Why is it that we need classes, and guidance, and retreats to remind us of these fundamental aspects of being? Why is it that in the West, none of our school teachers teach us to pay attention to our breath? As a society, we have turned to any and every external factor when it comes to finding peace. Liquor, drugs, work, addictions, etc. This shift is not entirely accidental. Its the product of a world that was built to produce, and to innovate – to keep us “productive.”
Characteristically, Lukas adds to this note on external versus internal regulation.
“And then there’s kind of a theory there that I have that, well, if you teach people how to breathe properly, then you give them more agency because they’re less dependent on the external, right? Because they’re able to regulate themselves, and then they’re harder to control and harder to sell to. And so essentially, it’s not really profitable to teach people how to learn how to breathe.”
PHILOSOPHY
“Between stimulus and response, there is a space, and in that space is our freedom,” Lukas relays Viktor Frankl’s words, and adds one amendment of his own. That space, he says, is the breath.
His mission statement, arrived at after years of searching:
“Empowering leaders to harmonize within, creating conscious ripples for all generations.”
He focuses his coaching on entrepreneurs and high performers, not because he believes ordinary people matter less, but because he believes leaders who make regulated, conscious decisions send ripples outward: to their teams, their communities, everyone their work touches. He also speaks about something simpler. Something anyone can do tonight, before their eyes even close.
“Place your hands on your belly. Feel your diaphragm. That’s all. Just feel the muscle that is doing the breathing. It will calm your mind, deepen your breath, and lead to more efficient sleep.”
He does not make this feel like one more thing to add to the list. He makes it feel like returning to something you forgot you have access to at every moment.
“Breathing isn’t adding another to-do to your life. It’s changing something you’re already doing. You’re already doing it. Just do it a little better.”
WHAT’S NEXT
Lukas is building something. Slowly, intentionally, the way he does most things.
A coaching practice for entrepreneurs and high performers. A free Skool community called The Breath Works. A hotel on the Ecuadorian coast, still quietly running. International Retreats (applications open for August 2026), as well as something larger, a global movement called Coherence, with the moonshot goal of synchronizing one billion people’s breaths at the same rate, on the same day, at the same moment.

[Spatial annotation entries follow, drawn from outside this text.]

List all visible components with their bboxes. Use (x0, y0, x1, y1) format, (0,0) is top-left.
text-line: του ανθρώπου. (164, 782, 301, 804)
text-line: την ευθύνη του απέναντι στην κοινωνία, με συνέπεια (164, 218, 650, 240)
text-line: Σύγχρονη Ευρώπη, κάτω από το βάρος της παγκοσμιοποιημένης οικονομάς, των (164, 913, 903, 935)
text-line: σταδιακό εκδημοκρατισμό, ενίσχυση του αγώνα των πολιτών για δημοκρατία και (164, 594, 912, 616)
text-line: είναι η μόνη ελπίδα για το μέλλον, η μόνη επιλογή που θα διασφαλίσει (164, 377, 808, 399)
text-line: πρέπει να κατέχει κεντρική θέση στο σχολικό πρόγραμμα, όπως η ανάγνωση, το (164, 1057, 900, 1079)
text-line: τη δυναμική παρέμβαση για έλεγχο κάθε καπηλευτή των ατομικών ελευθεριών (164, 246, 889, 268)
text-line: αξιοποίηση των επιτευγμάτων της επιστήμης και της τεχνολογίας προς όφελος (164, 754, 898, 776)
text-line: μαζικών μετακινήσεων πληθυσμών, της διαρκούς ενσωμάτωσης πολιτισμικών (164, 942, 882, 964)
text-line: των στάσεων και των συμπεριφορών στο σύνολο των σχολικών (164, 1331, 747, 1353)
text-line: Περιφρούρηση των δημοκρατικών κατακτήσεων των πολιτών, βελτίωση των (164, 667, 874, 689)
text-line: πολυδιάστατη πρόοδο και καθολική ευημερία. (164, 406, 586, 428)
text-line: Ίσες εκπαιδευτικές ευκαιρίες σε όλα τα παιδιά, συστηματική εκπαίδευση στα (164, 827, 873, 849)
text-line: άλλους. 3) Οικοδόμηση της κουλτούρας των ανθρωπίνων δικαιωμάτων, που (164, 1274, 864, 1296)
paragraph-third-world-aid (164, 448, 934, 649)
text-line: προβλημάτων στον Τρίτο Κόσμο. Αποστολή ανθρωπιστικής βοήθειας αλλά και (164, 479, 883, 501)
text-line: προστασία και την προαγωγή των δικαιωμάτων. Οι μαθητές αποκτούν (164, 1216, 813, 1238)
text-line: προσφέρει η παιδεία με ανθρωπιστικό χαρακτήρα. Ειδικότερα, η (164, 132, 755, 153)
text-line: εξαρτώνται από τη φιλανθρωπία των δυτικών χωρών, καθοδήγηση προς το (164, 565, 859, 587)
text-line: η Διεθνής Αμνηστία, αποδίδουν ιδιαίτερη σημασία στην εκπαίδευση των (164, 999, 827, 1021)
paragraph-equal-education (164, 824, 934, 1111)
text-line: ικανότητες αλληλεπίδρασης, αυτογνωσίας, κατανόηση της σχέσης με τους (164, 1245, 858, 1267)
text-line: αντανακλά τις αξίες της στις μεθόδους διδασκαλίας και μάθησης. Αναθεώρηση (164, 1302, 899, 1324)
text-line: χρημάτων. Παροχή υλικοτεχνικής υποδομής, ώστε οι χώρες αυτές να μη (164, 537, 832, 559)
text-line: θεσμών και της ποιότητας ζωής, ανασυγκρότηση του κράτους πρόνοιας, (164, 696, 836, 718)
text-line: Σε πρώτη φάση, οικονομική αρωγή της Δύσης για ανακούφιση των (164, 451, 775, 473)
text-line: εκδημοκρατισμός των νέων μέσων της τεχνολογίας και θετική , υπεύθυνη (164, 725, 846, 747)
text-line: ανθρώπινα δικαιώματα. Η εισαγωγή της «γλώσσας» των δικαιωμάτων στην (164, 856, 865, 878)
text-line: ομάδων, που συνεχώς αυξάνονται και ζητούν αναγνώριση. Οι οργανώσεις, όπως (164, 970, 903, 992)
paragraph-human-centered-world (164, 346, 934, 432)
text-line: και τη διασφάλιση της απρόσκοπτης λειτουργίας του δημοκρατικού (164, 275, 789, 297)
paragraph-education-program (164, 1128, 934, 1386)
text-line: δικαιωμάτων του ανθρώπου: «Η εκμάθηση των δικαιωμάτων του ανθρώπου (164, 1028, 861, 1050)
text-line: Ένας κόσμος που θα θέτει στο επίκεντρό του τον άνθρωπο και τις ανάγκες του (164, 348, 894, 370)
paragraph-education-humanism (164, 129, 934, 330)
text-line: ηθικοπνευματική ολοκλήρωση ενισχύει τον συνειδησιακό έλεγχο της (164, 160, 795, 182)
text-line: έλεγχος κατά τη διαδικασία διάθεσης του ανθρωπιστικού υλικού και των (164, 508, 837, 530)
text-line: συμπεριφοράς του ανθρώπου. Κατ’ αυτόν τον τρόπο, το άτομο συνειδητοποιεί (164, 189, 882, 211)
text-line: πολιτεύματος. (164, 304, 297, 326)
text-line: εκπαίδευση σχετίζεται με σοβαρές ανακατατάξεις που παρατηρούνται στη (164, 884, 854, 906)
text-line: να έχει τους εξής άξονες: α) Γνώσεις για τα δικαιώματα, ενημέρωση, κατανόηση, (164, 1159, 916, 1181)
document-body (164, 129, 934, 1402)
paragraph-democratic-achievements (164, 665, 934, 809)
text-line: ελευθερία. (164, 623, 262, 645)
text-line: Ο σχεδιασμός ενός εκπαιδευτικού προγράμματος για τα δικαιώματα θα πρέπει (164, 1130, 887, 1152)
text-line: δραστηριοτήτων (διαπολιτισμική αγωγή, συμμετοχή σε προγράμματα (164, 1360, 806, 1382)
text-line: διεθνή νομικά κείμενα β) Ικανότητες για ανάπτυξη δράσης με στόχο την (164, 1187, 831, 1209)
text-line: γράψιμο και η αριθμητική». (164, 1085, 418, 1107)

“There’s science that backs this up, it doesn’t matter if you’re in New York and I’m in Quito. If we breathe with intention at the same rate, our nervous systems align. Our hearts start beating at the same pace.”
The next global sync is on the summer solstice. You don’t need anything to join, just a browser, and a willingness to breathe.
When we ask him why, he shares his heart with us.
“I truly believe, one by one, in helping people give themselves permission to live the life they want to live. Because when you’re doing what you’re called to do, and you feel good about yourself, you naturally want to give to others. You want to share. We’re social creatures. When you’re good, you want to share the love.”
TAKEAWAYS
The theme of Lukas’s life is not breathwork, exactly. It’s more of a coming home, or a sense of returning.
Return to the body. Return to the present. Return to the essence. Return to the thing that was always there, quiet and steady, waiting to be noticed.
He left the startup. Left the corporate job. Left Chicago. Followed an orange mushroom on a forest path to a life that, from the outside, might look like chaos, and from the inside, feels like finally being home.
“The breath really is the bridge,” he told us. “From where you are to where you want to be.”
Maybe that’s all any of us are looking for. Not a new technique, not a better plan, just the bridge. And the courage to step onto it.
You already know how.
Inhale. Exhale. And choose consciously.
The secret of life is right under your nose.
A big shout out to Lukas, for always showing up authentically. Something we can just feel in person and online too.